When I lost my baby girl, I had just reached the 20-week mark in my pregnancy. When she died less than an hour after her birth, she weighed barely more than a banana.
One week earlier, my husband Joe and I saw her during an ultrasound.
“She looks great,” the doctor assured us, as we gazed dreamily at the fuzzy images on the machine.
After we left the St. Petersburg, Florida, clinic, I breathed a sigh of relief. We were almost halfway through the second trimester. Our daughter was growing normally.
This was real ― we were having a baby.
Until suddenly … we weren’t.
I noticed the back pain the following Tuesday evening.
It will go away, I told myself, as I tried to divert my attention by correcting my third grade students’ math papers. I felt slightly under the weather ― headache, general malaise, and a sense that something wasn’t quite right. But I chalked it up to being a teacher in a school full of germs.
As the afternoon melted into evening, my discomfort gradually intensified. Eventually, I couldn’t walk upstairs without hunching over. When I finally called my doctor’s after hours emergency line, around 10 p.m., the nurse stated what was pretty obvious: I needed to go to the emergency room. Stat.
“You could have a kidney infection,” she said, after I described my worsening back pain.
A dose of antibiotics will fix this in no time, I thought hopefully.
But the nurse continued, “Or, you might be in labor.” She spoke in a kind, yet matter-of-fact way.

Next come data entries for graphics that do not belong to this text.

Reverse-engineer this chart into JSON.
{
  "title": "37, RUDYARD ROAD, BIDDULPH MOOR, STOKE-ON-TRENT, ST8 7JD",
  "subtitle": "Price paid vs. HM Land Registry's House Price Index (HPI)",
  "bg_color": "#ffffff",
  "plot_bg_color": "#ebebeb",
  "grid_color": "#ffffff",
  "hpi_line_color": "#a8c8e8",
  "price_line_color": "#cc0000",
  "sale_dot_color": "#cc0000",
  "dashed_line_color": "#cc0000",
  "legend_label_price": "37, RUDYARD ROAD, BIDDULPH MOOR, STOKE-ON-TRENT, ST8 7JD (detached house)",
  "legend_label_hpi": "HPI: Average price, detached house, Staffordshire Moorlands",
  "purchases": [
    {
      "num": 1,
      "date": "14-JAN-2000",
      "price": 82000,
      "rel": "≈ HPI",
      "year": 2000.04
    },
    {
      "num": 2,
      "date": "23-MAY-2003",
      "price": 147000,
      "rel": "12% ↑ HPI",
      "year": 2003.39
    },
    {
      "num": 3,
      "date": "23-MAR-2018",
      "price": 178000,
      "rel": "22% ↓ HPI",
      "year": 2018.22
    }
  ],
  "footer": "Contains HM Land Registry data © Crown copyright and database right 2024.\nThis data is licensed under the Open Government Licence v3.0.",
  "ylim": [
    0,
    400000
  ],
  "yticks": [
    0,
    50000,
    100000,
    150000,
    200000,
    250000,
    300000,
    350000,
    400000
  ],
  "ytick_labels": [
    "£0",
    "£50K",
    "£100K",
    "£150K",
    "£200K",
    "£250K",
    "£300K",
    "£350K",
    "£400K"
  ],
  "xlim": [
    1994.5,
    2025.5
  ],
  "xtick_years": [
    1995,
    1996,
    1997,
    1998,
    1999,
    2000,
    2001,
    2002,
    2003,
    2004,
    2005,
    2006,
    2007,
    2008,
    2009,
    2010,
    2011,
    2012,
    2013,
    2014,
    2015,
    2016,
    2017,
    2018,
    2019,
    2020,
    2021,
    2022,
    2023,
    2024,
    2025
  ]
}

We left for the hospital. As Joe drove, I took deep breaths and stared out the rain-streaked passenger side window, praying the nurse was wrong. Colors from the stoplights whizzed by: a kaleidoscope in red, yellow and green. As we sped off into the black Florida night, my life suddenly felt like that kaleidoscope, spinning and spinning, out of control.
The nurse’s phone diagnosis was, unfortunately, spot-on. Five hours later, after an agonizing natural labor (with only morphine for pain), I delivered our baby girl. Despite my pleading with the medical staff to try anything and everything to keep her alive, her lungs were simply not developed enough, and we were told she would not survive.
“Can’t you give her steroids?” I had yelled during the delivery, frantically shouting out various fixes that I vaguely remembered from Lifetime movies. Except in those situations, each story had a storybook ending, with the baby surviving and everyone living happily ever after.